As the most significant shift in data infrastructure since, well, the creation of data infrastructure, the cloud is seen as both inevitable and far-reaching in its potential to radically reshape the entire IT industry. But mixed in with all this enthusiasm, a bit of caution: For every predictable outcome from the cloud there will be multiple unpredictable ones.

For some, the simple economics behind cloud computing is enough to foretell its imminent rise to data center dominance. Quest Software’s Dmitry Sotnikov ran some numbers recently to show that the most popular cloud services are bargains just based on the energy needed to run a typical in-house server, and that’s before you add cooling, maintenance, security, backup and a host of other costs. Unless you’re preparing to offer that server to someone else as a hosted solution, there’s no way it can even come close to competing with the cloud on cost. That’s probably why service providers are looking at upwards of $44 billion in revenues over the next two years, according to Cisco, as the cloud takes over desktop, e-mail, collaboration and enterprise resource applications.

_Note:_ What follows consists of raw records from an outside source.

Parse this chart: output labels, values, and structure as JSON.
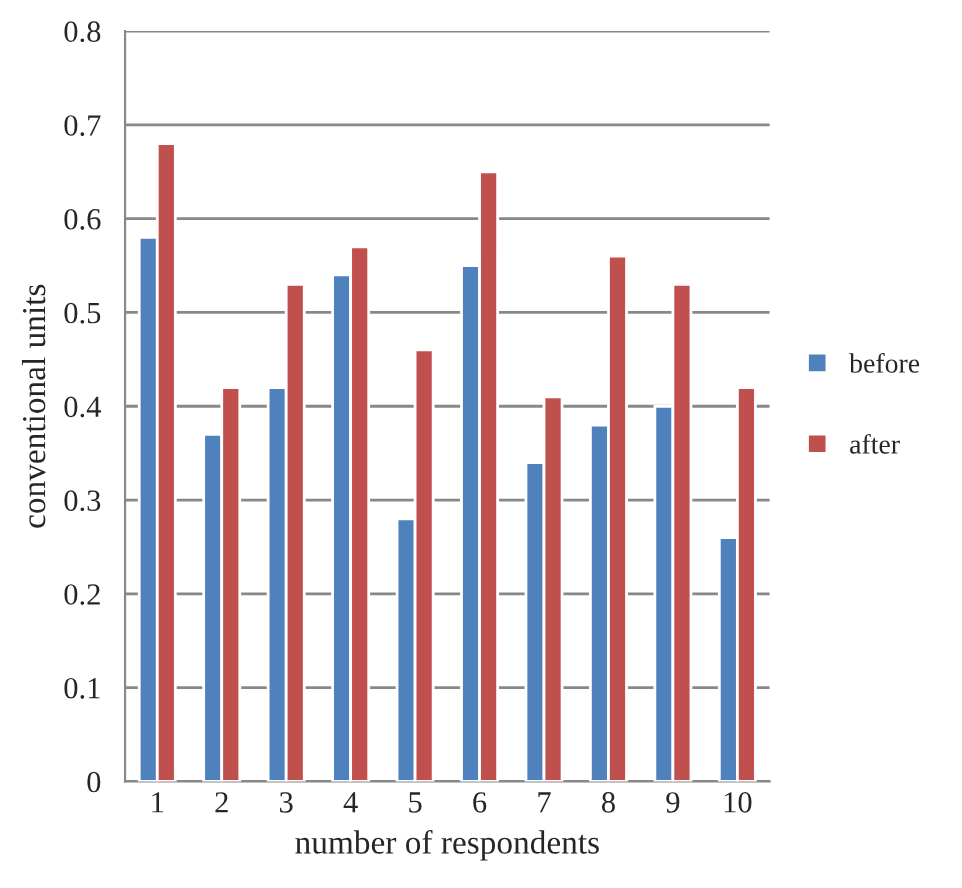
{
  "chart_data": {
    "type": "bar",
    "xlabel": "number of respondents",
    "ylabel": "conventional units",
    "categories": [
      "1",
      "2",
      "3",
      "4",
      "5",
      "6",
      "7",
      "8",
      "9",
      "10"
    ],
    "series": [
      {
        "name": "before",
        "color": "#4f81bd",
        "values": [
          0.58,
          0.37,
          0.42,
          0.54,
          0.28,
          0.55,
          0.34,
          0.38,
          0.4,
          0.26
        ]
      },
      {
        "name": "after",
        "color": "#c0504d",
        "values": [
          0.68,
          0.42,
          0.53,
          0.57,
          0.46,
          0.65,
          0.41,
          0.56,
          0.53,
          0.42
        ]
      }
    ],
    "ylim": [
      0,
      0.8
    ],
    "yticks": [
      0,
      0.1,
      0.2,
      0.3,
      0.4,
      0.5,
      0.6,
      0.7,
      0.8
    ],
    "grid": "y",
    "legend": "right"
  }
}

This would make it a slam dunk for the cloud except for one thing: Cost alone will not be the sole determining factor in the adoption of new cloud services. As EMC’s David Morris and James Shook point out, discovery, compliance and other legal issues will confound many cloud deployments. As resources become globalized, exactly whose laws will apply to what data sets? And will law enforcement authorities be able to keep up with dynamic storage environments in which critical data could be whisked from one set of resources to another in the blink of an eye? And if enterprises are tasked with ensuring the sanctity and access to data at all times, will that drive up the cost of not only the cloud but the hardware and software infrastructure needed to support it?

The cloud also adds a new wrinkle to backup and management programs, even as it solves old ones, says F5’s Lori MacVittie. In the old days, so-called "lights out" management could be tied directly to a physical machine, quickly getting it up and running in the event of a significant failure. But with the abstraction of both virtualization and the cloud, virtual machines can quickly be reprovisioned, but you give up any hope of identifying the problem because the environment is rebooted from scratch. So if you need access to functions like network booting, boot order control, kernel options and the like, you’re out of luck in the cloud.

But as I said, the cloud has taken on an aura of inevitability, meaning the technology will probably find a comfortable niche between the desire to lower costs and the desire to maintain control. Problems within cloud environments will most likely be managed the same way as in physical and newly virtual environments: through trial, error and yet more trial.

And in the end, the cloud will succeed or fail based on its ability to provide a comprehensive solution for the enterprise, not just a technical or financial one.